Michael Dukakis's reversal on his ``star wars'' position - he now claims he is not unalterably opposed to testing and deployment - is an obvious effort to refute Republican charges that he is ``soft on defense.''

Instead of allowing himself to be backed into a corner, Mr. Dukakis ought to be dramatizing the fact that military defenses have actually been weakened under the Reagan administration. There is no strength in a program shot through with fraud, corruption, and defective weapons and equipment. The administration has used slogans to conceal inefficiency, incompetency, and waste.

Dukakis can tick off a long list of flawed weapons that could place US forces in jeopardy - weapons that were continued in production despite explicit knowledge by company executives of serious imperfections. He can point to supposedly foolproof inspection measures and procedures that were somehow bypassed or sidetracked. Involved here are not a few military trinkets but front-line tanks, planes, ships, guns.

There is major political capital for Dukakis in the way legal requirements for competitive bidding has been bypassed. Again, investigators for the GAO and congressional committees have accumulated incontrovertible evidence of rigged bidding. Usually, the favored contractor has turned in the lowest bid, received the contract, and then, some weeks or months later, submitted sharply higher revised estimates that are routinely approved. How many billions of dollars have figured in the collusion and cheating one can only guess.

The American people don't like to be swindled, gulled, or deceived. Some of the biggest political upheavals in our history have come about as the result of expos'es of corruption or scandals involving public funds. An important plus for Franklin D. Roosevelt in rising to the presidency was Tammany Hall corruption involving Mayor Jimmy Walker. Several decades earlier, another Roosevelt - Theodore - came to national attention through similar actions against crooks in government. In recent months, the Iran-contra affair produced a storm of public protest. The political capital from these outrages has not been exhausted.

The Iran-contra scandal cannot be separated from disclosures of fraud in allocating military contracts. Both come off the same spool - increasing political power in the hands of the military. The use of funds from secret sales of weapons abroad for political purposes is another example of increased and unobstructed encroachment by the military on US foreign policy.
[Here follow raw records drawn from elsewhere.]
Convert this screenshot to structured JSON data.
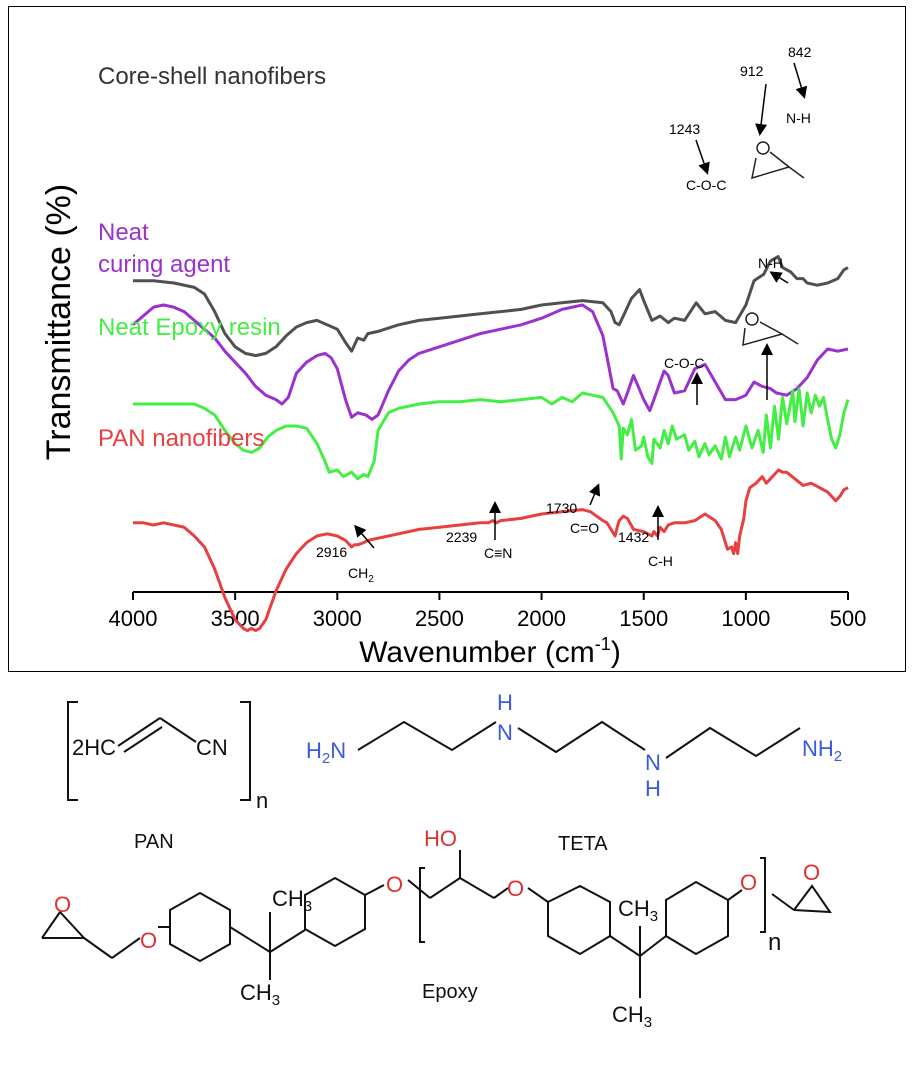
{
  "chart_data": {
    "type": "line",
    "ylabel": "Transmittance (%)",
    "xlabel_main": "Wavenumber (cm",
    "xlabel_sup": "-1",
    "xlabel_close": ")",
    "xlim": [
      4000,
      500
    ],
    "x_reversed": true,
    "xticks": [
      "4000",
      "3500",
      "3000",
      "2500",
      "2000",
      "1500",
      "1000",
      "500"
    ],
    "xtick_values": [
      4000,
      3500,
      3000,
      2500,
      2000,
      1500,
      1000,
      500
    ],
    "series": [
      {
        "name": "Core-shell nanofibers",
        "color": "#505050",
        "x": [
          4000,
          3900,
          3800,
          3700,
          3650,
          3600,
          3550,
          3500,
          3450,
          3400,
          3350,
          3300,
          3250,
          3200,
          3150,
          3100,
          3050,
          3000,
          2960,
          2930,
          2900,
          2870,
          2850,
          2800,
          2700,
          2600,
          2500,
          2400,
          2300,
          2200,
          2100,
          2000,
          1900,
          1800,
          1700,
          1660,
          1640,
          1620,
          1600,
          1560,
          1520,
          1500,
          1460,
          1420,
          1380,
          1350,
          1300,
          1243,
          1200,
          1150,
          1100,
          1050,
          1000,
          960,
          912,
          880,
          842,
          820,
          780,
          750,
          720,
          700,
          650,
          600,
          550,
          520,
          500
        ],
        "y": [
          8.6,
          8.6,
          8.5,
          8.3,
          8.0,
          7.2,
          6.2,
          5.6,
          5.3,
          5.2,
          5.3,
          5.6,
          6.1,
          6.5,
          6.7,
          6.8,
          6.6,
          6.4,
          5.8,
          5.4,
          6.0,
          5.9,
          6.2,
          6.3,
          6.6,
          6.8,
          6.9,
          7.0,
          7.1,
          7.2,
          7.3,
          7.5,
          7.6,
          7.7,
          7.6,
          7.2,
          6.7,
          6.6,
          7.0,
          7.8,
          8.2,
          7.7,
          6.8,
          7.0,
          6.7,
          6.9,
          6.8,
          7.6,
          7.1,
          7.2,
          6.8,
          6.7,
          7.5,
          8.6,
          8.9,
          9.5,
          9.7,
          9.2,
          9.0,
          8.7,
          8.7,
          8.5,
          8.4,
          8.5,
          8.7,
          9.1,
          9.2
        ],
        "label": "Core-shell nanofibers",
        "label_color": "#333333"
      },
      {
        "name": "Neat curing agent",
        "color": "#9a32cd",
        "x": [
          4000,
          3950,
          3900,
          3850,
          3800,
          3750,
          3700,
          3650,
          3600,
          3550,
          3500,
          3450,
          3400,
          3350,
          3300,
          3270,
          3240,
          3200,
          3150,
          3100,
          3060,
          3030,
          3000,
          2960,
          2930,
          2900,
          2860,
          2830,
          2800,
          2750,
          2700,
          2650,
          2600,
          2500,
          2400,
          2300,
          2200,
          2100,
          2000,
          1900,
          1800,
          1750,
          1700,
          1650,
          1630,
          1600,
          1580,
          1550,
          1500,
          1470,
          1450,
          1420,
          1400,
          1380,
          1350,
          1300,
          1250,
          1200,
          1150,
          1100,
          1050,
          1000,
          960,
          920,
          880,
          850,
          800,
          750,
          700,
          650,
          600,
          550,
          500
        ],
        "y": [
          6.6,
          7.0,
          7.4,
          7.5,
          7.4,
          7.2,
          6.8,
          6.4,
          6.0,
          5.4,
          4.9,
          4.4,
          3.8,
          3.4,
          3.2,
          3.0,
          3.3,
          4.4,
          4.9,
          5.2,
          5.3,
          5.1,
          4.6,
          3.2,
          2.4,
          2.6,
          2.5,
          2.3,
          2.5,
          3.6,
          4.5,
          5.0,
          5.3,
          5.6,
          5.9,
          6.2,
          6.4,
          6.6,
          6.9,
          7.3,
          7.5,
          7.2,
          6.1,
          3.7,
          3.6,
          3.0,
          3.5,
          4.3,
          3.2,
          2.7,
          3.2,
          4.0,
          4.5,
          4.3,
          3.5,
          3.6,
          4.6,
          4.8,
          4.0,
          3.2,
          3.2,
          3.4,
          4.0,
          3.8,
          3.7,
          3.5,
          3.4,
          3.7,
          4.2,
          5.0,
          5.5,
          5.4,
          5.5
        ],
        "label_lines": [
          "Neat",
          "curing agent"
        ],
        "label_color": "#9a32cd"
      },
      {
        "name": "Neat Epoxy resin",
        "color": "#44ee44",
        "x": [
          4000,
          3900,
          3800,
          3700,
          3650,
          3600,
          3550,
          3500,
          3460,
          3420,
          3380,
          3340,
          3300,
          3250,
          3200,
          3150,
          3100,
          3060,
          3040,
          3000,
          2970,
          2930,
          2900,
          2870,
          2850,
          2820,
          2800,
          2750,
          2700,
          2650,
          2600,
          2500,
          2400,
          2300,
          2200,
          2100,
          2000,
          1950,
          1900,
          1850,
          1800,
          1750,
          1700,
          1650,
          1620,
          1610,
          1600,
          1580,
          1560,
          1540,
          1510,
          1500,
          1480,
          1460,
          1450,
          1420,
          1400,
          1380,
          1360,
          1340,
          1300,
          1280,
          1250,
          1230,
          1200,
          1180,
          1150,
          1120,
          1100,
          1080,
          1050,
          1030,
          1000,
          970,
          940,
          915,
          900,
          880,
          860,
          840,
          820,
          800,
          770,
          760,
          740,
          720,
          700,
          680,
          660,
          640,
          620,
          600,
          580,
          560,
          540,
          520,
          500
        ],
        "y": [
          3.0,
          3.0,
          3.0,
          3.0,
          2.8,
          2.5,
          1.8,
          1.2,
          0.9,
          0.8,
          1.0,
          1.5,
          1.8,
          2.0,
          2.0,
          1.9,
          1.2,
          0.4,
          -0.1,
          0.0,
          -0.3,
          -0.1,
          -0.4,
          -0.2,
          -0.3,
          0.4,
          1.8,
          2.6,
          2.8,
          2.9,
          3.0,
          3.1,
          3.1,
          3.2,
          3.1,
          3.2,
          3.3,
          3.0,
          3.3,
          3.1,
          3.5,
          3.4,
          3.3,
          2.6,
          2.0,
          0.5,
          1.9,
          1.6,
          2.3,
          0.9,
          1.1,
          1.5,
          0.6,
          0.3,
          1.4,
          1.0,
          1.8,
          1.2,
          2.0,
          1.4,
          1.6,
          0.9,
          1.3,
          0.6,
          1.2,
          0.7,
          1.1,
          0.5,
          1.5,
          0.6,
          1.5,
          0.9,
          2.0,
          1.0,
          1.8,
          0.8,
          2.5,
          1.0,
          2.9,
          1.4,
          3.3,
          2.1,
          3.6,
          2.2,
          3.7,
          2.0,
          3.5,
          2.6,
          3.4,
          2.9,
          3.3,
          2.3,
          1.4,
          1.0,
          1.6,
          2.6,
          3.2
        ],
        "label": "Neat Epoxy resin",
        "label_color": "#44ee44"
      },
      {
        "name": "PAN nanofibers",
        "color": "#e84040",
        "x": [
          4000,
          3950,
          3900,
          3850,
          3800,
          3750,
          3700,
          3650,
          3600,
          3550,
          3500,
          3460,
          3440,
          3420,
          3400,
          3380,
          3350,
          3300,
          3250,
          3200,
          3150,
          3100,
          3050,
          3000,
          2960,
          2930,
          2916,
          2900,
          2870,
          2850,
          2800,
          2700,
          2600,
          2500,
          2400,
          2300,
          2260,
          2239,
          2220,
          2200,
          2100,
          2000,
          1900,
          1800,
          1760,
          1730,
          1700,
          1680,
          1660,
          1640,
          1630,
          1620,
          1600,
          1580,
          1550,
          1500,
          1460,
          1450,
          1432,
          1420,
          1400,
          1380,
          1350,
          1300,
          1250,
          1200,
          1150,
          1120,
          1100,
          1090,
          1070,
          1060,
          1050,
          1040,
          1030,
          1010,
          1000,
          980,
          950,
          920,
          900,
          880,
          860,
          840,
          820,
          800,
          760,
          720,
          680,
          640,
          600,
          560,
          540,
          520,
          500
        ],
        "y": [
          -2.4,
          -2.4,
          -2.5,
          -2.4,
          -2.5,
          -2.6,
          -3.0,
          -3.5,
          -4.5,
          -5.8,
          -6.8,
          -7.2,
          -7.3,
          -7.2,
          -7.3,
          -7.2,
          -6.8,
          -5.5,
          -4.5,
          -3.8,
          -3.3,
          -3.0,
          -2.9,
          -3.0,
          -3.2,
          -3.5,
          -3.4,
          -3.4,
          -3.3,
          -3.2,
          -3.1,
          -2.9,
          -2.7,
          -2.6,
          -2.5,
          -2.4,
          -2.4,
          -2.3,
          -2.4,
          -2.3,
          -2.2,
          -2.0,
          -1.9,
          -1.8,
          -1.9,
          -2.1,
          -2.3,
          -2.4,
          -2.7,
          -3.0,
          -2.6,
          -2.3,
          -2.1,
          -2.2,
          -2.7,
          -2.8,
          -3.0,
          -2.8,
          -3.0,
          -2.6,
          -2.8,
          -2.5,
          -2.4,
          -2.4,
          -2.3,
          -2.0,
          -2.3,
          -2.7,
          -3.3,
          -3.6,
          -3.5,
          -3.8,
          -3.3,
          -3.8,
          -3.0,
          -2.2,
          -1.4,
          -0.8,
          -0.6,
          -0.3,
          -0.6,
          -0.4,
          -0.2,
          0.0,
          -0.1,
          -0.1,
          -0.4,
          -0.7,
          -0.6,
          -0.8,
          -1.0,
          -1.4,
          -1.2,
          -0.9,
          -0.8
        ],
        "label": "PAN nanofibers",
        "label_color": "#e84040"
      }
    ],
    "annotations": [
      {
        "text": "1243"
      },
      {
        "text": "C-O-C"
      },
      {
        "text": "912"
      },
      {
        "text": "842"
      },
      {
        "text": "N-H"
      },
      {
        "text": "N-H"
      },
      {
        "text": "C-O-C"
      },
      {
        "text": "2916"
      },
      {
        "text": "CH"
      },
      {
        "text": "2"
      },
      {
        "text": "2239"
      },
      {
        "text": "C≡N"
      },
      {
        "text": "1730"
      },
      {
        "text": "C=O"
      },
      {
        "text": "1432"
      },
      {
        "text": "C-H"
      }
    ]
  },
  "structures": {
    "pan": {
      "label": "PAN",
      "left": "2HC",
      "right": "CN",
      "subscript": "n"
    },
    "teta": {
      "label": "TETA",
      "nh2_left": "H2N",
      "nh_top": "H",
      "n1": "N",
      "n2": "N",
      "nh_bottom": "H",
      "nh2_right": "NH2"
    },
    "epoxy": {
      "label": "Epoxy",
      "o": "O",
      "ho": "HO",
      "ch3": "CH3",
      "n": "n"
    }
  }
}
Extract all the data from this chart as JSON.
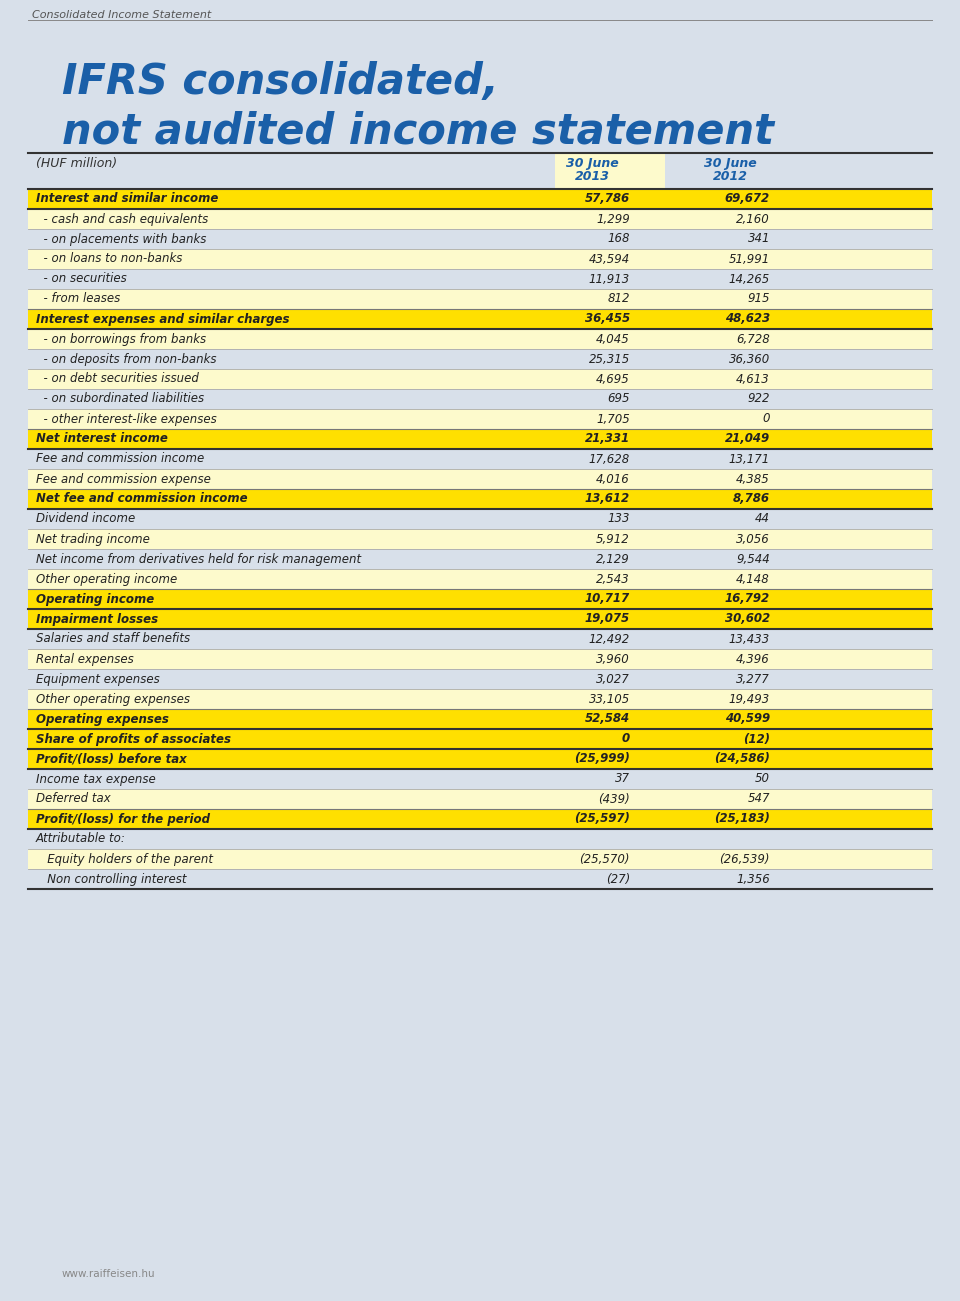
{
  "page_label": "Consolidated Income Statement",
  "title_line1": "IFRS consolidated,",
  "title_line2": "not audited income statement",
  "header_col0": "(HUF million)",
  "bg_color": "#d8e0ea",
  "title_color": "#1a5fa8",
  "yellow_bg": "#ffe000",
  "yellow_light": "#fdfacc",
  "rows": [
    {
      "label": "Interest and similar income",
      "v1": "57,786",
      "v2": "69,672",
      "style": "yellow_bold"
    },
    {
      "label": "  - cash and cash equivalents",
      "v1": "1,299",
      "v2": "2,160",
      "style": "normal_light"
    },
    {
      "label": "  - on placements with banks",
      "v1": "168",
      "v2": "341",
      "style": "normal"
    },
    {
      "label": "  - on loans to non-banks",
      "v1": "43,594",
      "v2": "51,991",
      "style": "normal_light"
    },
    {
      "label": "  - on securities",
      "v1": "11,913",
      "v2": "14,265",
      "style": "normal"
    },
    {
      "label": "  - from leases",
      "v1": "812",
      "v2": "915",
      "style": "normal_light"
    },
    {
      "label": "Interest expenses and similar charges",
      "v1": "36,455",
      "v2": "48,623",
      "style": "yellow_bold"
    },
    {
      "label": "  - on borrowings from banks",
      "v1": "4,045",
      "v2": "6,728",
      "style": "normal_light"
    },
    {
      "label": "  - on deposits from non-banks",
      "v1": "25,315",
      "v2": "36,360",
      "style": "normal"
    },
    {
      "label": "  - on debt securities issued",
      "v1": "4,695",
      "v2": "4,613",
      "style": "normal_light"
    },
    {
      "label": "  - on subordinated liabilities",
      "v1": "695",
      "v2": "922",
      "style": "normal"
    },
    {
      "label": "  - other interest-like expenses",
      "v1": "1,705",
      "v2": "0",
      "style": "normal_light"
    },
    {
      "label": "Net interest income",
      "v1": "21,331",
      "v2": "21,049",
      "style": "yellow_bold"
    },
    {
      "label": "Fee and commission income",
      "v1": "17,628",
      "v2": "13,171",
      "style": "normal"
    },
    {
      "label": "Fee and commission expense",
      "v1": "4,016",
      "v2": "4,385",
      "style": "normal_light"
    },
    {
      "label": "Net fee and commission income",
      "v1": "13,612",
      "v2": "8,786",
      "style": "yellow_bold"
    },
    {
      "label": "Dividend income",
      "v1": "133",
      "v2": "44",
      "style": "normal"
    },
    {
      "label": "Net trading income",
      "v1": "5,912",
      "v2": "3,056",
      "style": "normal_light"
    },
    {
      "label": "Net income from derivatives held for risk management",
      "v1": "2,129",
      "v2": "9,544",
      "style": "normal"
    },
    {
      "label": "Other operating income",
      "v1": "2,543",
      "v2": "4,148",
      "style": "normal_light"
    },
    {
      "label": "Operating income",
      "v1": "10,717",
      "v2": "16,792",
      "style": "yellow_bold"
    },
    {
      "label": "Impairment losses",
      "v1": "19,075",
      "v2": "30,602",
      "style": "yellow_bold"
    },
    {
      "label": "Salaries and staff benefits",
      "v1": "12,492",
      "v2": "13,433",
      "style": "normal"
    },
    {
      "label": "Rental expenses",
      "v1": "3,960",
      "v2": "4,396",
      "style": "normal_light"
    },
    {
      "label": "Equipment expenses",
      "v1": "3,027",
      "v2": "3,277",
      "style": "normal"
    },
    {
      "label": "Other operating expenses",
      "v1": "33,105",
      "v2": "19,493",
      "style": "normal_light"
    },
    {
      "label": "Operating expenses",
      "v1": "52,584",
      "v2": "40,599",
      "style": "yellow_bold"
    },
    {
      "label": "Share of profits of associates",
      "v1": "0",
      "v2": "(12)",
      "style": "yellow_bold"
    },
    {
      "label": "Profit/(loss) before tax",
      "v1": "(25,999)",
      "v2": "(24,586)",
      "style": "yellow_bold"
    },
    {
      "label": "Income tax expense",
      "v1": "37",
      "v2": "50",
      "style": "normal"
    },
    {
      "label": "Deferred tax",
      "v1": "(439)",
      "v2": "547",
      "style": "normal_light"
    },
    {
      "label": "Profit/(loss) for the period",
      "v1": "(25,597)",
      "v2": "(25,183)",
      "style": "yellow_bold"
    },
    {
      "label": "Attributable to:",
      "v1": "",
      "v2": "",
      "style": "normal"
    },
    {
      "label": "   Equity holders of the parent",
      "v1": "(25,570)",
      "v2": "(26,539)",
      "style": "normal_light"
    },
    {
      "label": "   Non controlling interest",
      "v1": "(27)",
      "v2": "1,356",
      "style": "normal"
    }
  ],
  "footer": "www.raiffeisen.hu"
}
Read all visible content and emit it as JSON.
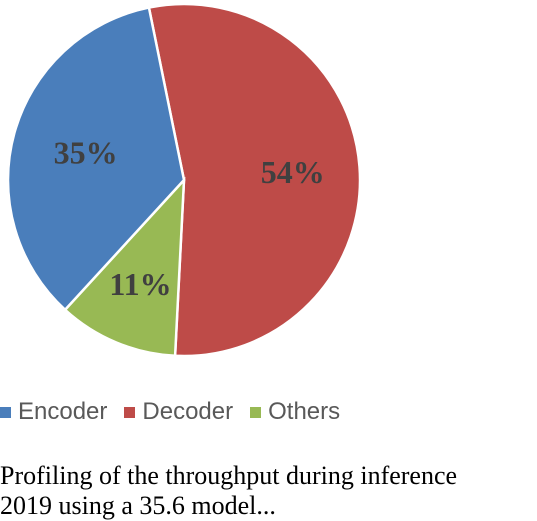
{
  "chart_data": {
    "type": "pie",
    "categories": [
      "Encoder",
      "Decoder",
      "Others"
    ],
    "values": [
      35,
      54,
      11
    ],
    "labels": [
      "35%",
      "54%",
      "11%"
    ],
    "colors": [
      "#4a7ebb",
      "#be4b48",
      "#98b954"
    ],
    "legend_position": "bottom"
  },
  "legend": {
    "items": [
      {
        "label": "Encoder",
        "color": "#4a7ebb"
      },
      {
        "label": "Decoder",
        "color": "#be4b48"
      },
      {
        "label": "Others",
        "color": "#98b954"
      }
    ]
  },
  "caption": {
    "line1": "Profiling of the throughput during inference",
    "line2": "2019 using a 35.6 model..."
  }
}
The fact that undercover political operations by the Pentagon are financed by a ``black budget'' is another outrage that has yet to come into the full glare of national attention.

The biggest mystery of the present presidential campaign is why Dukakis is stepping around these scandals. The key question he ought to be asking the American people is why the President himself has not been hit with the prime responsibility. Why has Reagan permitted the nation's defense to be undermined by fraud, misspending, overcharging, rigged ``competitive'' bidding, the production of unacceptable military merchandise, and the hiring of highly paid Pentagon officials by major contractors - former officials who are placed in positions of steering the acquisition of military contracts totaling billions of dollars?

The US's security is indeed a major issue in the campaign. Not just Dukakis but the American people ought to be asking whether we can entrust the nation's defense to people who have demonstrated that they can't be trusted with the nation's wealth. We will not prevail over communism or any other world economic system by allowing the term ``military security'' to serve as a fig leaf for massive deficits that mortgage the American future.

The American people are not dupes. They will rise up mightily against stealing and fraud if the case can be presented without mumbling or stumbling. Such being the case, why is Michael Dukakis holding back?

Norman Cousins, former editor of The Saturday Review, is author of ``The Pathology of Power,'' W.W. Norton & Co., 1987, which anticipated the current revelations of Pentagon misspending and overspending.